The bottom hasn’t entirely fallen out in terms of the Indiana Pacers’ home attendance this year, but it may only be hanging on by a thread or two.
The season is a long way from over, so there’s plenty of time to right the ship. Of course that means there’s also plenty of time to take more water—lots more.
The Pacers and their fans could be looking at a completely different scenario than what they faced the last two years, and that has some in the team’s front office nervous with anticipation.
Instead of being in the midst of a playoff push the last quarter of this season—which tends to give late season attendance a boost—the Pacers could find themselves plunging toward the cellar of the NBA’s mediocre Eastern Conference. That scenario would certainly have a damaging impact on the Pacers in their fiscally conservative hometown.
Through 13 home games, the Pacers’ average home attendance stands at 15,913. That’s a long way from the talk coming out of the Pacers’ front office after last season, when team owner Herb Simon was pushing his sales team to go for 18,100 plus per game.
And who could blame Simon? Pacers sales boss, Todd Taylor, has proved his worth since coming over from Major League Baseball’s Texas Rangers three years ago.
Attendance for the Pacers climbed from a league-worst 13,538 during the 2010-2011 season to 14,168 in 2011-2012, 15,269 in the 2012-2013 campaign, then up to 17,501 last year.

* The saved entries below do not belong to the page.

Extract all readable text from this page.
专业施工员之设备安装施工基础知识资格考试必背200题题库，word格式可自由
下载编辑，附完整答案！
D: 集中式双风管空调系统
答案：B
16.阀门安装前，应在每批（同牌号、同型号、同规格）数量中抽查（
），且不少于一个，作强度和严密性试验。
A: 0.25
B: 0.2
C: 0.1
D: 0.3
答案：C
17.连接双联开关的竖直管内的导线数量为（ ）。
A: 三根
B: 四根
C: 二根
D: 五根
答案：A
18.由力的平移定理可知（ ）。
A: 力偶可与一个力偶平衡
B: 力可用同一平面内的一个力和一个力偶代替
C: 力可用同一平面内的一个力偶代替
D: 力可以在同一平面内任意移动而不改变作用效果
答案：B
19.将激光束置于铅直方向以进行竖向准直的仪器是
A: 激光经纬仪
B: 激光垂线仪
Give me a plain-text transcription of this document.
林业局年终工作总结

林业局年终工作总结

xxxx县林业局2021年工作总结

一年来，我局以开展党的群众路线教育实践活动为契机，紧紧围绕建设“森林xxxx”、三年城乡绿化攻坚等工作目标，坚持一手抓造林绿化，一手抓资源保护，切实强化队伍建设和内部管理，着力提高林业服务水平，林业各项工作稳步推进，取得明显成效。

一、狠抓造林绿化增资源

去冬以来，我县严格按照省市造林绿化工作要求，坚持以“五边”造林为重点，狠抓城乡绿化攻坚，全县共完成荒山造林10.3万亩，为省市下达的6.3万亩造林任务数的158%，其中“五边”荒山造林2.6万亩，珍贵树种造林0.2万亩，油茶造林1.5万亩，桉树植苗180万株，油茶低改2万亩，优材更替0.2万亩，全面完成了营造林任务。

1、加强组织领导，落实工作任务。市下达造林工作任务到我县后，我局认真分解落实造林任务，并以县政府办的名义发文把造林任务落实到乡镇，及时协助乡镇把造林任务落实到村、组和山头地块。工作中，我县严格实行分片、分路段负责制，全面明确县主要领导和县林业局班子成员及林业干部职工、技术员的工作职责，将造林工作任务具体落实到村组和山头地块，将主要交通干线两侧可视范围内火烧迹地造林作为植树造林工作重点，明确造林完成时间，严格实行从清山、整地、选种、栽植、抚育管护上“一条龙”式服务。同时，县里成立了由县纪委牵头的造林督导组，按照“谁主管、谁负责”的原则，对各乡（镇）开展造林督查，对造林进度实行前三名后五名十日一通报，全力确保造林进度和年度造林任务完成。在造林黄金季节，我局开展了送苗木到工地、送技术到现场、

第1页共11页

Coming off of last year’s push to the Eastern Conference finals, Taylor didn’t discount the possibility of selling out all or at least most of the Pacers’ 41 home games this season.
There was talk that with the break-up of the big three in Miami, Indiana could be the beast of the East. Of course, that was before starter Lance Stephenson was lost to free agency and star forward Paul George broke his leg.
With the Pacers decimated by injuries and George likely out for the season, Taylor has his biggest challenge in front of him since coming up from the Lone Star State.
After Monday’s victory over the pathetic L.A. Lakers—a victory which snapped an eight-game losing streak—the Pacers stand at 8-17.
Amazingly, they’re in 11th place in the East and only three games out of the eighth and final playoff spot.
But the Pacers’ recent stretch showed just how ugly it can get on the court. One or two more losing streaks like the one the team just endured, and fans could stay away in droves. History has demonstrated that fans here won’t pay to see a perennial loser.
For the Pacers, however, there is hope. Savvy season ticket sales by Taylor and his group while the Pacers were flying high the last two years has helped the team keep its eyeballs above water during this dreadful early season.
Now, some of the injured troops are coming back and it appears the team—even without George—could position itself to make a playoff push during the second half of this season.
That scenario would go a long way to healing some of the attendance wounds suffered so far. It would almost certainly stop the bleeding from getting worse. Because this town loves a scrappy underdog as much as it hates a perennial loser.